Yesterday's announcement of the November decline of 1.2 percent in the Commerce Department's index of leading indicators was the latest in a spate of gloomy news about economic conditions last month.
Unemployment jumped to a three-year high of 5.9 percent. New orders to factories for durable goods such as automobiles and appliances plunged 10.5 percent, matching the worst decline on record.
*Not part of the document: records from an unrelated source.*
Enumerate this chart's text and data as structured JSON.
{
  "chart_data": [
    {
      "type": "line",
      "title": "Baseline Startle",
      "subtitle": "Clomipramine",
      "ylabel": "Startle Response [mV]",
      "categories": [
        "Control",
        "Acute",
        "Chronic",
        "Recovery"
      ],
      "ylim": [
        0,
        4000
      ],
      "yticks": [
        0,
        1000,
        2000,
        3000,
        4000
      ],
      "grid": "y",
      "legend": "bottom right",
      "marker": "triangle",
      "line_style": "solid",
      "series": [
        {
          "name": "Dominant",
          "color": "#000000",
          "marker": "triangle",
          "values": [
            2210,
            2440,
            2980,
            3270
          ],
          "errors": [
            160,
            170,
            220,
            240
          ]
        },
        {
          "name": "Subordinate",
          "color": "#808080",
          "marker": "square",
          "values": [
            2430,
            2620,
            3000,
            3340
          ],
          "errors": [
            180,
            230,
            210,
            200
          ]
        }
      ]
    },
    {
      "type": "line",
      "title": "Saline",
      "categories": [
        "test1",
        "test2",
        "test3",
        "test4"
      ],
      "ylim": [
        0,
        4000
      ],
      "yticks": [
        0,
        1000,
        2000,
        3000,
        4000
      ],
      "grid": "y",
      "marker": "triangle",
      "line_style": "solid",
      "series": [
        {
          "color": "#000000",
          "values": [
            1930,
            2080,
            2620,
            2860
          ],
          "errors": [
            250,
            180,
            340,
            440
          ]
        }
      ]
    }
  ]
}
Consumer spending and income growth were virtually flat, and construction of single-family homes fell to the lowest level since 1982.
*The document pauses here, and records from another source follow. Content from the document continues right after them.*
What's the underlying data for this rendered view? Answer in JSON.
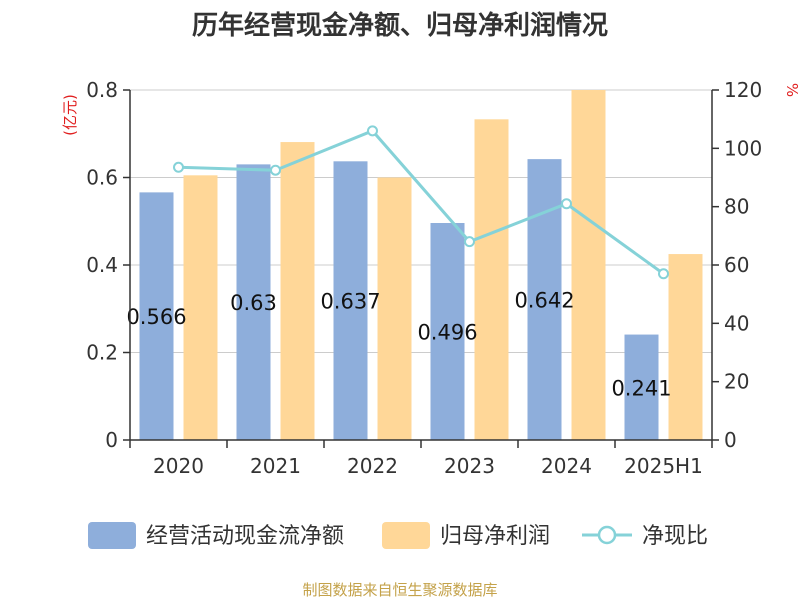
{
  "chart_data": {
    "title": "历年经营现金净额、归母净利润情况",
    "categories": [
      "2020",
      "2021",
      "2022",
      "2023",
      "2024",
      "2025H1"
    ],
    "y_left": {
      "unit": "(亿元)",
      "range": [
        0,
        0.8
      ],
      "ticks": [
        "0",
        "0.2",
        "0.4",
        "0.6",
        "0.8"
      ]
    },
    "y_right": {
      "unit": "%",
      "range": [
        0,
        120
      ],
      "ticks": [
        "0",
        "20",
        "40",
        "60",
        "80",
        "100",
        "120"
      ]
    },
    "series": [
      {
        "name": "经营活动现金流净额",
        "type": "bar",
        "axis": "left",
        "color": "#8eaedb",
        "values": [
          0.566,
          0.63,
          0.637,
          0.496,
          0.642,
          0.241
        ],
        "labels": [
          "0.566",
          "0.63",
          "0.637",
          "0.496",
          "0.642",
          "0.241"
        ]
      },
      {
        "name": "归母净利润",
        "type": "bar",
        "axis": "left",
        "color": "#ffd798",
        "values": [
          0.605,
          0.681,
          0.6,
          0.733,
          0.8,
          0.425
        ]
      },
      {
        "name": "净现比",
        "type": "line",
        "axis": "right",
        "color": "#85d2d8",
        "values": [
          93.5,
          92.5,
          106,
          68,
          81,
          57
        ]
      }
    ],
    "grid": true,
    "legend_position": "bottom"
  },
  "footer": {
    "source": "制图数据来自恒生聚源数据库"
  }
}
Analysts said the latest drop in the leading index, designed to forecast economic activity six to nine months in advance, offered almost no hope that the economy will revive soon.
Less than three weeks ago, most private analysts believed the economy, having entered a recession in the fourth quarter of this year, would begin to grow again next spring.
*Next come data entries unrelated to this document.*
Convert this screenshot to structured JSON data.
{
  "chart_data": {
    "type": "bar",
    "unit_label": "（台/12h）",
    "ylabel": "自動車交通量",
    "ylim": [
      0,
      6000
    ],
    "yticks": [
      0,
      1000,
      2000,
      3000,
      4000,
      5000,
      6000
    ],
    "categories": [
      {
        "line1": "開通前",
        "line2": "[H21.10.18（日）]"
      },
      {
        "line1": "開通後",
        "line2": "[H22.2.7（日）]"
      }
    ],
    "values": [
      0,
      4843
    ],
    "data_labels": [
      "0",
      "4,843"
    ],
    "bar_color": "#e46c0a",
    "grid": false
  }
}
The November decline in the leading index followed a 1.3 percent drop in October, the steepest since the month after the October 1987 stock market crash.
The decline is part of the worst multiple-month retreat by the index since 1981, at the start of the last recession.
"The November indicators leave no doubt that a serious and lengthy recession is underway," said economist William K. MacReynolds of the U.S. Chamber of Commerce.
Top administration officials, including President Bush, have been reluctant to label the slump as a recession. But on Thursday, Rep. Lee Hamilton (D-Ind.), chairman of the Joint Economic Committee, said, "We will, in fact, have a recession," and warned that the unemployment rate could go as high as 8 percent.
However, analyst Samuel Kahan of Fuji Securities Inc. said the nation's economic prospects may not be as bleak if the Persian Gulf crisis is resolved early in the year.
Iraq's Aug. 2 invasion of Kuwait sent oil prices soaring and the confidence of American consumers slidding. That in turn has caused a sharp pullback by businesses, Kahan said.
"If the war is settled, we might get a boost in consumer confidence, which could turn the whole thing around rather quickly," he said.